The ALJ will not permit a VE to respond to questions on medical matters or to draw conclusions not within the VE's authority; e.g., regarding the claimant's residual functional capacity or the resolution of ultimate issues of fact or law.
The ALJ will not ask or allow the VE to conduct any type of vocational examination of the claimant during the hearing.
The ALJ may use hypothetical questions to elicit the VE's opinion about the availability of jobs that an individual could perform given certain factual situations. (See I-2-5-94 Sample - Interrogatories to Vocational Expert.)
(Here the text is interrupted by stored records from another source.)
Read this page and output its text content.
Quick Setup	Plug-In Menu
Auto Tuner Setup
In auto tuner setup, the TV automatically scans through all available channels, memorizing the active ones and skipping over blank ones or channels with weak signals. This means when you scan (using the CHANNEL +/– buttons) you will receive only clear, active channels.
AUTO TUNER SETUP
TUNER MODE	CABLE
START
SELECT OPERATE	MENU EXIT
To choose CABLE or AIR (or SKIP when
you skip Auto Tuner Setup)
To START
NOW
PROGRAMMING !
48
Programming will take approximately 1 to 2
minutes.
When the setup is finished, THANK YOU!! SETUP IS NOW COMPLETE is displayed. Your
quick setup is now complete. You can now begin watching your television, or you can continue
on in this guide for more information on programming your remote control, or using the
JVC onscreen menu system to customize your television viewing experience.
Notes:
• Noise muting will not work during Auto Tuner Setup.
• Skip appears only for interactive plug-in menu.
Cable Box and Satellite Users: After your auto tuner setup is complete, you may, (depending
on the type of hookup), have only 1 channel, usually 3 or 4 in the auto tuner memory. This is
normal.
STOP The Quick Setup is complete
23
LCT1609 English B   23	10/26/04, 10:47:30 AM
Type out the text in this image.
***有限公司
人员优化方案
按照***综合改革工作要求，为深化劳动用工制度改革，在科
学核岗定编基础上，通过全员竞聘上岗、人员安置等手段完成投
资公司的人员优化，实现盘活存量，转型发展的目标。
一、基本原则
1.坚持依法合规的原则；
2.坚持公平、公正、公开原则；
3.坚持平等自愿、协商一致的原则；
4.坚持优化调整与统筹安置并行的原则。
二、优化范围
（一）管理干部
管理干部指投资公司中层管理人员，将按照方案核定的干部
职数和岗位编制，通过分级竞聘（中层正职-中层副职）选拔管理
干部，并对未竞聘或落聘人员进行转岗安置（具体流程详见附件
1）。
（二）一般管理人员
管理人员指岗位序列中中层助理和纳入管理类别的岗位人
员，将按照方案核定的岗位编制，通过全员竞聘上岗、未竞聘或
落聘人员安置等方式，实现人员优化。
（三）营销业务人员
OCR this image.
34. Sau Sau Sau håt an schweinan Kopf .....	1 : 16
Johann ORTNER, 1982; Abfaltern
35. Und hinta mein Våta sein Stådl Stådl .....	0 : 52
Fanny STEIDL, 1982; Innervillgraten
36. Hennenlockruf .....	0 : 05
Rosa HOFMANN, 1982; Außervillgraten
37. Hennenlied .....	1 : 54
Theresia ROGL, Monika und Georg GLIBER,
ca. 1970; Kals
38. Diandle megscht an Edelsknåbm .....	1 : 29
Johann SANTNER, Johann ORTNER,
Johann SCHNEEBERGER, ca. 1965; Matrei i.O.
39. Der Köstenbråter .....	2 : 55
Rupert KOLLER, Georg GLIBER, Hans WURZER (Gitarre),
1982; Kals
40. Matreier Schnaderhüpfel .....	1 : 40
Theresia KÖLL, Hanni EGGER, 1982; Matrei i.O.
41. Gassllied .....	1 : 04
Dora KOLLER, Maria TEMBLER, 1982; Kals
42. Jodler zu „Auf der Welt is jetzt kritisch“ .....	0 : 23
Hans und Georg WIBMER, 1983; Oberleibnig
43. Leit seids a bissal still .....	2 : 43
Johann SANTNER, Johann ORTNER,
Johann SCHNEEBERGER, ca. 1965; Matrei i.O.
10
Before the ALJ may rely on a VE's testimony to support a disability determination or decision, the ALJ must inquire on the record whether any conflicts between occupational evidence the VE provided and information contained in the Dictionary of Occupational Titles (DOT), including its companion publication, the Selected Characteristics of Occupations Defined in the Revised Dictionary of Occupational Titles (SCO), published by the U. S. Department of Labor. The ALJ must identify and obtain a reasonable explanation for any such conflict. The ALJ must explain in the decision how any conflict that has been identified has been resolved. See SSR 00-4p.